The use of AI in voice connectivity is greatly underrepresented in the IoT space, especially as voice clones and deepfakes continue to create security and identity issues in the industry. AI is unlocking new possibilities, but not without risk, which is why network administrators need to take careful precautions before introducing AI into their systems.
The power of AI
AI uses sophisticated algorithms to analyze data and uncover patterns, empowering telecoms to predict network anomalies before they occur. This integration of AI enables service providers to proactively address issues before they have a detrimental impact on customers. And, they can even help networks self-optimize with real time updates and consistent machine learning. Telcos are leveraging AI to take historical data and use it to predict future data, allowing providers to effectively identify emerging business needs and scale faster than ever before.
While AI can be an essential tool for businesses looking to streamline their workflows and receive data on their offerings, it can also increase risk if not implemented correctly. AI now has the power to mimic voice nuances and create “voice clones”, causing serious concerns for two-factor authentication and making spam calls even more difficult to detect. Telecom providers in particular have a responsibility to protect their customers from these threats, and learning how to optimize voice networks for the use of AI is essential.

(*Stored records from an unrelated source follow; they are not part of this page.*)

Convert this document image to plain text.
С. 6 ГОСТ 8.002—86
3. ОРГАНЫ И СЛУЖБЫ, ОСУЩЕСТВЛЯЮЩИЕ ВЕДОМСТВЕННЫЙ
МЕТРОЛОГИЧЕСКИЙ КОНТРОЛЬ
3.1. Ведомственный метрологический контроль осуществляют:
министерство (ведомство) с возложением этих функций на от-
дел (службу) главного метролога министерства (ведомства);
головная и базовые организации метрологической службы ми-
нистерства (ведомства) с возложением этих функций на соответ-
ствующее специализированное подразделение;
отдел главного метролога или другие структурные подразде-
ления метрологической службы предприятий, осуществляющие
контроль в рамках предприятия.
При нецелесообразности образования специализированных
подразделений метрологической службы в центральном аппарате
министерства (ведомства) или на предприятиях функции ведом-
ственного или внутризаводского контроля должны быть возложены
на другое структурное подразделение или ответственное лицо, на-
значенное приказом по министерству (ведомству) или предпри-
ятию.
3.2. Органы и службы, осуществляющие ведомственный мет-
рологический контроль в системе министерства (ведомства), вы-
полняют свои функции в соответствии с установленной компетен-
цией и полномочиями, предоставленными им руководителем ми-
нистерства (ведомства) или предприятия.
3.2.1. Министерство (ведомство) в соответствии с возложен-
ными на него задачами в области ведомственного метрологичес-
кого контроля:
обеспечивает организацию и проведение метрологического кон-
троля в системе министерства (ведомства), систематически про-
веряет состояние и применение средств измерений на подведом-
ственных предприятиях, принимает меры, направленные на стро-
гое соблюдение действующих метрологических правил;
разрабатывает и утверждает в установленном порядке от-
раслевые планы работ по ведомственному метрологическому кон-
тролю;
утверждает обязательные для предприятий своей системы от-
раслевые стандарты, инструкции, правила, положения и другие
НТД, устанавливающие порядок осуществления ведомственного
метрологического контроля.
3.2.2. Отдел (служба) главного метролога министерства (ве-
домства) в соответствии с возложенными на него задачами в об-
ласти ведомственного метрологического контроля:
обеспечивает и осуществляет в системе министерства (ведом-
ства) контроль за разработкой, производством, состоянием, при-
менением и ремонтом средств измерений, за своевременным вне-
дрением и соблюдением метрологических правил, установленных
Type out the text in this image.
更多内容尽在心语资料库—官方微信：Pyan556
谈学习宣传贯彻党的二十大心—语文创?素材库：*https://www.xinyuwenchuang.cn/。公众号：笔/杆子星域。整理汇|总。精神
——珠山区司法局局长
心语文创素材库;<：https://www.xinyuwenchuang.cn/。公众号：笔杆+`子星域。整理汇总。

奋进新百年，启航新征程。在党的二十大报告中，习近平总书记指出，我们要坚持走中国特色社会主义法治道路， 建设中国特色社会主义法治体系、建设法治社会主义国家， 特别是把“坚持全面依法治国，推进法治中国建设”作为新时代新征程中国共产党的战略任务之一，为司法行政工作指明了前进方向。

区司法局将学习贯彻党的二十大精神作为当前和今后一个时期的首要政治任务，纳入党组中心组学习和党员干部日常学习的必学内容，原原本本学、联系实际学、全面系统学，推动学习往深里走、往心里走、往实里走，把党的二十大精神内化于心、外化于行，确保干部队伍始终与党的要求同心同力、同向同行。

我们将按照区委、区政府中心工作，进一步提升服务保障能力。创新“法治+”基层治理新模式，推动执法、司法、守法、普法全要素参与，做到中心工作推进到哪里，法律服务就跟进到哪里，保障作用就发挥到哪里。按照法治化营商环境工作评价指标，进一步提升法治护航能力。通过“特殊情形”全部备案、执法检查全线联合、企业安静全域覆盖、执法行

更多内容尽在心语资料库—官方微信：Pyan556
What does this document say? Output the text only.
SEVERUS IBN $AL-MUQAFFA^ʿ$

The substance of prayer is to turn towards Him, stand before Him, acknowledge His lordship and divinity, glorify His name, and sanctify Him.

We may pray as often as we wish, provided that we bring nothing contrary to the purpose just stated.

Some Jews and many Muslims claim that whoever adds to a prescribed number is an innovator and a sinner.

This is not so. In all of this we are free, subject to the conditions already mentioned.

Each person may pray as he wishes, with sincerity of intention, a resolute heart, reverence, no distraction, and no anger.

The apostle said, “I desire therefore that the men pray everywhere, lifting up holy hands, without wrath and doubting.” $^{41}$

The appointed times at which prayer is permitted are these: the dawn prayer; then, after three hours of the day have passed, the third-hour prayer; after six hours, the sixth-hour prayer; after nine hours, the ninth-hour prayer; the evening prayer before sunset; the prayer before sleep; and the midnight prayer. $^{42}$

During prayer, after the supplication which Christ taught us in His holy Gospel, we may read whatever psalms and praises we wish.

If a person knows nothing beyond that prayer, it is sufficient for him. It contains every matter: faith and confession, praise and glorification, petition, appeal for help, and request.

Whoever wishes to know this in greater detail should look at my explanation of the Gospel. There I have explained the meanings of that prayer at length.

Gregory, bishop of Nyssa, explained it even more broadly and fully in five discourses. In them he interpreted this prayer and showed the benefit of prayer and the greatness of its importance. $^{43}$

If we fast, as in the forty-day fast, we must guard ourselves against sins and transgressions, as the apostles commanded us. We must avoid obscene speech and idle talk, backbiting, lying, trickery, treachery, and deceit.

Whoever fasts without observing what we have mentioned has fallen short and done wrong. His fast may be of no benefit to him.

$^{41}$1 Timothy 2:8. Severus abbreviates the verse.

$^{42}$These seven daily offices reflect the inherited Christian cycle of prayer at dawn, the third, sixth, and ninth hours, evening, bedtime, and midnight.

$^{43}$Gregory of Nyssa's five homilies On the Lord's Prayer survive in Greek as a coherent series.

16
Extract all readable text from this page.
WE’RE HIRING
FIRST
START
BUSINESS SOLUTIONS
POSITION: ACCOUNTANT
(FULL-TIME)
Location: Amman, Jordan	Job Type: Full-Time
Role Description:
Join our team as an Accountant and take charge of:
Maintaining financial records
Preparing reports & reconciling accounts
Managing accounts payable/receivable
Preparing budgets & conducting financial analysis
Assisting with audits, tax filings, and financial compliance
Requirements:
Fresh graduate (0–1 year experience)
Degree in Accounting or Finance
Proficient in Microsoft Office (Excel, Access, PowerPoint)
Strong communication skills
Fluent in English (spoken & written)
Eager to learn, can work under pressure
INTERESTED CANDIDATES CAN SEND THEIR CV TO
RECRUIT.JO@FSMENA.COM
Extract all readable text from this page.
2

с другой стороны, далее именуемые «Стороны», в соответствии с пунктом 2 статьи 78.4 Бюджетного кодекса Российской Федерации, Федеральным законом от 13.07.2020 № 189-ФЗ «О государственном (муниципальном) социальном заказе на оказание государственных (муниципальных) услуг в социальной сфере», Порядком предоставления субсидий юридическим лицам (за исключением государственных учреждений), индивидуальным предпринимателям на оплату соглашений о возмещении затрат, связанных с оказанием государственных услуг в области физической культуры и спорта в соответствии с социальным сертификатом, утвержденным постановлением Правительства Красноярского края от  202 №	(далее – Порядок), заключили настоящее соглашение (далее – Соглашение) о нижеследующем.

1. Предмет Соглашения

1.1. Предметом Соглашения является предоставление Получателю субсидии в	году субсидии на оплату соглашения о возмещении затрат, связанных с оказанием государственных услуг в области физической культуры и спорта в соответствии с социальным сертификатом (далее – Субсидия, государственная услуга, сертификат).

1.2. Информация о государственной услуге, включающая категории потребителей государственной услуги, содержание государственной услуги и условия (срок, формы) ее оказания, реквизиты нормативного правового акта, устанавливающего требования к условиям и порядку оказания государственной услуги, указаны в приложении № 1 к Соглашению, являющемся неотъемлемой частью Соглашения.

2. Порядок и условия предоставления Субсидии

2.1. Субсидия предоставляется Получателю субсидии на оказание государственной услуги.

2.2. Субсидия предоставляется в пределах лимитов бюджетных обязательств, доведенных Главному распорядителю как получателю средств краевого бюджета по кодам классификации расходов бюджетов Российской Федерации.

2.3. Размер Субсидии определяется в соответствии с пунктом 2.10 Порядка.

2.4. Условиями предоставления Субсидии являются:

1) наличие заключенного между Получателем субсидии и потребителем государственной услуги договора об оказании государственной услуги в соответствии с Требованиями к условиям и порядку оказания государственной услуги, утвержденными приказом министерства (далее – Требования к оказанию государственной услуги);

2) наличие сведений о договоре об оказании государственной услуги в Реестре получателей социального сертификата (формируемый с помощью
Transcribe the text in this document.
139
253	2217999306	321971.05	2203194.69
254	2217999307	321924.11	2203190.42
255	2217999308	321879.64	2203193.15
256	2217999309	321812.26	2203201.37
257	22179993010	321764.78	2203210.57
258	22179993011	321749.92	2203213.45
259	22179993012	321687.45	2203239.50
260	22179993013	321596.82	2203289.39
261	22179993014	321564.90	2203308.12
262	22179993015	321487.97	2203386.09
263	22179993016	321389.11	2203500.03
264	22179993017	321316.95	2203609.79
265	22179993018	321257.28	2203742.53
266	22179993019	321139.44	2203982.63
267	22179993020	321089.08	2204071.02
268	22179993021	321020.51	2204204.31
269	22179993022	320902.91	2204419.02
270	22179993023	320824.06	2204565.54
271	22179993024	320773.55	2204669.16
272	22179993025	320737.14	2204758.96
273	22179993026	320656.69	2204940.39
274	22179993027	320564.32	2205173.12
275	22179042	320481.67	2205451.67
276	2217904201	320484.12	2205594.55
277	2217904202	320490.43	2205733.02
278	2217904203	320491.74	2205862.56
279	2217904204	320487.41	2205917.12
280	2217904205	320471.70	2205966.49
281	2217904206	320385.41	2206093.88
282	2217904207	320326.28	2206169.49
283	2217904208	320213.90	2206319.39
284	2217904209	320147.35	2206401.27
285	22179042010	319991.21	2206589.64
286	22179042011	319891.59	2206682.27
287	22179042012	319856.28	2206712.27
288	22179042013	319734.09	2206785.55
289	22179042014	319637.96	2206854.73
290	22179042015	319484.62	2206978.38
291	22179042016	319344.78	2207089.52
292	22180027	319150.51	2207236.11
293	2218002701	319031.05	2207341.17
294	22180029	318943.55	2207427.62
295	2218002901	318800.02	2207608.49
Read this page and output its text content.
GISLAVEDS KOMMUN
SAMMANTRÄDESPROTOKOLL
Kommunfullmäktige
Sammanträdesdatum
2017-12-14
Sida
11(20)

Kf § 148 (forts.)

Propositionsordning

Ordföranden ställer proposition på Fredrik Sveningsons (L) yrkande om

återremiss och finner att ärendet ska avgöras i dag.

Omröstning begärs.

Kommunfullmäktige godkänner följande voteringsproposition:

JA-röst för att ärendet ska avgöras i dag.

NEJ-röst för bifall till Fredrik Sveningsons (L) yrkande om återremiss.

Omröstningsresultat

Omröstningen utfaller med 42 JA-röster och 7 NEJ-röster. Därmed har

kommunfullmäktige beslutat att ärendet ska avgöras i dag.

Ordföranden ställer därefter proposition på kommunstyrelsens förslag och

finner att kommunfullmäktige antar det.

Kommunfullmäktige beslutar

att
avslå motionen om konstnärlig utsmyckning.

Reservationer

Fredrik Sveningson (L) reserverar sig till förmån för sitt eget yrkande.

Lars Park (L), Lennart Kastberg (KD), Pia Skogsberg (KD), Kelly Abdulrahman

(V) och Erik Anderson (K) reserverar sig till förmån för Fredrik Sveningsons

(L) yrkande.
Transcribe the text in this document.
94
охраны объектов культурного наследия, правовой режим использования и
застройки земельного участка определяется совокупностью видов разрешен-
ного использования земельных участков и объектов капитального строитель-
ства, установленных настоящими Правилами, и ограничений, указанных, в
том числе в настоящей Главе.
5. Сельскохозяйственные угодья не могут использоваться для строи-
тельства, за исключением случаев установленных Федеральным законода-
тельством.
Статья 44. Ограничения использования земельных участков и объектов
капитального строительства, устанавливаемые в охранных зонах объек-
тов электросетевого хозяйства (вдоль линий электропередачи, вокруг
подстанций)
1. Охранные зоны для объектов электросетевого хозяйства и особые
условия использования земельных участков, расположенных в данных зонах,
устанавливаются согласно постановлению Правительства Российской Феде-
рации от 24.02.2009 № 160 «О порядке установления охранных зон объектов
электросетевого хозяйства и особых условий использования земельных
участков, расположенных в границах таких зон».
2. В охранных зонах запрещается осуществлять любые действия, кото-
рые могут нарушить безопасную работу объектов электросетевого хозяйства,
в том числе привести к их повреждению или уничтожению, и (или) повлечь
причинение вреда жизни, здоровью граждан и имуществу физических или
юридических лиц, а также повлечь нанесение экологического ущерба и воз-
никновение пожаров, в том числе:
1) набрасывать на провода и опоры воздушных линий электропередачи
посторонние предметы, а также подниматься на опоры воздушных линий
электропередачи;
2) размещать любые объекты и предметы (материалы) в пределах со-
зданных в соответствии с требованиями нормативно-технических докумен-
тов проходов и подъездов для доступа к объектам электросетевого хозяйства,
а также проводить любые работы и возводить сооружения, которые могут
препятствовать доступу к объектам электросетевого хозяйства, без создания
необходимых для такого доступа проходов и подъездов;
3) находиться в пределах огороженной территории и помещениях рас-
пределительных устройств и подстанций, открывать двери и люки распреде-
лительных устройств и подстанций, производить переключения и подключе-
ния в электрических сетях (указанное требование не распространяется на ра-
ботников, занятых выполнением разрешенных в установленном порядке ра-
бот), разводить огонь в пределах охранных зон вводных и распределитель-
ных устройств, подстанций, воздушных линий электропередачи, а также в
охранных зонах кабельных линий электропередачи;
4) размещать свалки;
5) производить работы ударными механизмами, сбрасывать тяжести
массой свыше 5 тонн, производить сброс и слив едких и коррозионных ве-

Optimizing voice data networks
Network optimization in voice data networks is an essential part of improving network performance by reducing downtime, enhancing network security and reliability and increasing network scalability. The benefits of optimization are endless, and it is made even more important when AI is introduced to network systems. AI can only report back what it is fed, meaning the information given to the AI must remain up to date and accurate to ensure the best results. Otherwise, it can run rampant and cause security issues, costly mistakes or system shutdowns.
To accommodate the workloads of AI, telcos need to ensure that they have a high-speed, lossless, scalable and low-latency network. This way, AI enhancements will lead to improved networks rather than causing more work to be done and more issues to solve, which is exactly what will happen if AI is implemented into unprepared legacy networks.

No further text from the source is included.